U.S. Secretary of state John Kerry recently led a high-level presidential delegation to Asia, his 8th trip to the region in 20 months, for the inauguration of the new Indonesian President, Joko Widodo. “This reflects the importance of Asia,” a Senior U.S. State Department Official said when briefing the press en route to Jakarta, Indonesia which, the official noted, is “the world’s fourth-largest country, third-largest democracy, and largest Muslim-majority nation.”
Secretary Kerry met with many Asian leaders who attended the presidential inaugural ceremony.
“Bilateral meetings provide an opportunity for Secretary Kerry to consult, coordinate, and strategize on pressing issues of today . . . with the three Muslim-majority Southeast Asian nations, Indonesia, Malaysia, and Brunei; the two countries with significant Muslim populations, Singapore and the Philippines; and Australia, a key partner to the United States” the Senior Official said.
Top on the agenda was “the international effort to degrade and ultimately destroy ISIL,” including efforts “to combat violent extremism, to block recruitment, to protect against the solicitation of foreign fighters . . . to guard against the return of hardened fighters to the region, debunking and denigrating extremist propaganda, [and] blocking illicit terrorist financing.”

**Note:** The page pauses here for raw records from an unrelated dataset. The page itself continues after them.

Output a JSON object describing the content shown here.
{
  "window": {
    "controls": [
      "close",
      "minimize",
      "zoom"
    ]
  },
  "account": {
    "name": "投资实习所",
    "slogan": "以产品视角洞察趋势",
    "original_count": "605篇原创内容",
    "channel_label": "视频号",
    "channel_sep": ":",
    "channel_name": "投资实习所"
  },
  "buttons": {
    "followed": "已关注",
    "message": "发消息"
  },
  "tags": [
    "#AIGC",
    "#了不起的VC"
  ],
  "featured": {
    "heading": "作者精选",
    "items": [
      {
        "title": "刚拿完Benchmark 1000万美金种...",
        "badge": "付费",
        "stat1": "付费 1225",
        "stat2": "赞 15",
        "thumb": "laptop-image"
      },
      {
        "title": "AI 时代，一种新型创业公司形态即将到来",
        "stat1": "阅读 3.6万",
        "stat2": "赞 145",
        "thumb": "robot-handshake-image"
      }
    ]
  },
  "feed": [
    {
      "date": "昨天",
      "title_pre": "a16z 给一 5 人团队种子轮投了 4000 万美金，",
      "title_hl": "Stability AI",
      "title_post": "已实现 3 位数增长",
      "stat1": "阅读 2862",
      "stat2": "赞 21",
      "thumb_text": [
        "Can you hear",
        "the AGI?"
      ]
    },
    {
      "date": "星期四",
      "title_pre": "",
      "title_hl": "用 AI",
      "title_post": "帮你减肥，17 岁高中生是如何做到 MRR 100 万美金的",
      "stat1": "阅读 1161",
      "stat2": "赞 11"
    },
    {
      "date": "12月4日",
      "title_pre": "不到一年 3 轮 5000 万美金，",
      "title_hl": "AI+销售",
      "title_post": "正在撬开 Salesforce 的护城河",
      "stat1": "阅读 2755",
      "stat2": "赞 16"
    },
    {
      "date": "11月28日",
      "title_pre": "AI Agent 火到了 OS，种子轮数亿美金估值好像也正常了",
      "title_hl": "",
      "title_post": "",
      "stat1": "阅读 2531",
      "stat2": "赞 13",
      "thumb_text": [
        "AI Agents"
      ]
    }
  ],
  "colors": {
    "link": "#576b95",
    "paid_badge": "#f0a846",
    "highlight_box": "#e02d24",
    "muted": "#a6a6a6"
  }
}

Other items on the agenda included the global effort to contain Ebola, climate change, maritime issues and the territorial disputes that have challenged regional stability, the upcoming East Asia Summit leaders’ meeting, and the Trans-Pacific Partnership negotiations.
“[This] is a packed, high-level schedule for the Secretary on the sidelines of an event that marks a very important watershed in the democratic development of a . . . Muslim nation with an admirable tradition of tolerance, pluralism, and moderation,” the Senior Official said.
“This inauguration [is] a continuation in a . . . transformation that Indonesia [has] undertaken over the last 15 years from dictatorship through major crisis to a vibrant democracy,” another Senior Official added.
In these elections 140 million people turned out to vote for a different kind of leader who has won large followings by focusing on improving governance. “It’ll be hugely important for Indonesia,” the Senior Official concluded, “but also . . . a good example for other places in the world that could benefit from better governance.”